At the end of the first, Thomas feels a tug on his leg and falls faster than Team USA.
Penalty bridges to the second period.
No word if David Letterman called to ask Crosby to fill in for him during intermission.


Pens kill that one.
Then they go to the box yet again.
By this point, we didn't care who was the guilty party.
Mark Reechi is on the Bruins #1 powerplay unit.

And finally the Bruins capitalize.
In a nod to our high school years, the intent to blow was simply not there, even though we begged.


Like clockwork, the Pens get the next PP.
It looked like it actually surprised them, though, and they couldn't do much.

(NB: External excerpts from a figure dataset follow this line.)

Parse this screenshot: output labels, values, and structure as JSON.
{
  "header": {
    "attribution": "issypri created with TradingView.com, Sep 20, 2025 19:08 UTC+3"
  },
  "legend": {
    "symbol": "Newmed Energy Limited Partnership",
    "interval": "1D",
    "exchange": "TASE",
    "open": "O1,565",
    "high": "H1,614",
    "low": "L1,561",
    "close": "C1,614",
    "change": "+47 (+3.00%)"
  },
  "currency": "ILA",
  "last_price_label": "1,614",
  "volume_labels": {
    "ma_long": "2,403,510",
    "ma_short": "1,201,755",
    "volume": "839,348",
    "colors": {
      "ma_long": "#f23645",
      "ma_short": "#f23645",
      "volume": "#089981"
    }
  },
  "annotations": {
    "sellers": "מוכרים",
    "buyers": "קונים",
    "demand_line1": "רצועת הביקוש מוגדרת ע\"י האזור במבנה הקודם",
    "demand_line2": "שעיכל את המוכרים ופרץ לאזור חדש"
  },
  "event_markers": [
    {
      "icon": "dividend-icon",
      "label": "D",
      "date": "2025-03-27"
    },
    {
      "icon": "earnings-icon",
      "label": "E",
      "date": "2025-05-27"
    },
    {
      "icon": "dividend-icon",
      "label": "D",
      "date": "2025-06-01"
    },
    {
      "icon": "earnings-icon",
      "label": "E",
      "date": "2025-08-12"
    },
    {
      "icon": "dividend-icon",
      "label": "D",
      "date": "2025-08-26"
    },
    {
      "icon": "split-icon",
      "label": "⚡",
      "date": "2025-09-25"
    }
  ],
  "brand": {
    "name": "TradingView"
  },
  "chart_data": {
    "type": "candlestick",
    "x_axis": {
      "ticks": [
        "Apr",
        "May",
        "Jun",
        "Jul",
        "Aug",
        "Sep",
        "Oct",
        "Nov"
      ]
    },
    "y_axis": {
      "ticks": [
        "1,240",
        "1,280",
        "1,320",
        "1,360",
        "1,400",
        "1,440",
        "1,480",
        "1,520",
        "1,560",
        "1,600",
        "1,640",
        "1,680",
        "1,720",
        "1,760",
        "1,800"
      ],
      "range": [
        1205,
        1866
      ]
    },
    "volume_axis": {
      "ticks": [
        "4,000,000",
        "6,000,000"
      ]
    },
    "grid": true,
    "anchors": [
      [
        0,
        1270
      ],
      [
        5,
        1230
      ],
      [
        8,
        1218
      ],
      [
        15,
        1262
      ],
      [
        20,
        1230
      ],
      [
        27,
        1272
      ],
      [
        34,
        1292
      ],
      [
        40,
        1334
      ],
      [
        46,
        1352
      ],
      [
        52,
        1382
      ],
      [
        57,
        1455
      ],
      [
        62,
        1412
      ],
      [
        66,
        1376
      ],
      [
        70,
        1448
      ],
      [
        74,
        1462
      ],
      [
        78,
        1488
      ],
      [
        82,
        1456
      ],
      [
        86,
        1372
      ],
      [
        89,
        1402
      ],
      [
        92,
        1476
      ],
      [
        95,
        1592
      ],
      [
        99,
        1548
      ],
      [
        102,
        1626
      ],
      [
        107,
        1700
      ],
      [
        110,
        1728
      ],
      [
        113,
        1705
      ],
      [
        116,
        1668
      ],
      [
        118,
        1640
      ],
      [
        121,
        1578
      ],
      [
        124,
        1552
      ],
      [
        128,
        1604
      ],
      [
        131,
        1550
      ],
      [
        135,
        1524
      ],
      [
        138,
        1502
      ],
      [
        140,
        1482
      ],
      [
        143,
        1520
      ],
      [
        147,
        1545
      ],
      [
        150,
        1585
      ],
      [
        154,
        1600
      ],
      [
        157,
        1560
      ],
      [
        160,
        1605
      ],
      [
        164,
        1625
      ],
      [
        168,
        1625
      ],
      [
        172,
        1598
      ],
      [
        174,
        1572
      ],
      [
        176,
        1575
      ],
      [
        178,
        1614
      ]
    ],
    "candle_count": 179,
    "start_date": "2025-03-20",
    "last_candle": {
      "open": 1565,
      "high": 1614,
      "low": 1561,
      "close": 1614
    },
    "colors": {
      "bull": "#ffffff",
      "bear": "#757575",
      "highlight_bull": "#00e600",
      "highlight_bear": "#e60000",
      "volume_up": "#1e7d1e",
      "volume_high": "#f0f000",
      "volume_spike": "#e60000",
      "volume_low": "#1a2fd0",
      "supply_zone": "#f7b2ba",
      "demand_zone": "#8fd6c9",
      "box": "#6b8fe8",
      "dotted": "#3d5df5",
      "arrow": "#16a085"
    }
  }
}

The game was taking on that familiar afternoon-game feeling.
Then Pascal Dupuis goes to work.
He takes a pass from Bing and just starts banging the puck in the crease.
No intent to blow again.


Goal. 1-1.
Dupes probably could have had 4 goals. He was everywhere.
Andy Sutton got a two-game suspension for eliminating Dupuis earlier this year.
just sayin

After a skirmish, there was some sweet 4-on-4 action.
Dupuis almost ended the world.
Great 2-minute stretch.

Early in the third, the Pens stake claim to the W.
Malkin cruises in.
Looks like he loses the puck. Net.
On the replay, Malkin actually fakes the drop pass.
Just a sick deke. Don't sleep on the center drive by Poni.

job job job job

Business started picking up in the last 10 minutes of the period.
MAF coming up with some stops. Bruins jobbing people.

After the final commercial break in the third…


The hit really sucked the life out of the game.

Pens held the fort after that. MAF was like Visa the rest of the way.



We're just happy David Copperfield is back in town.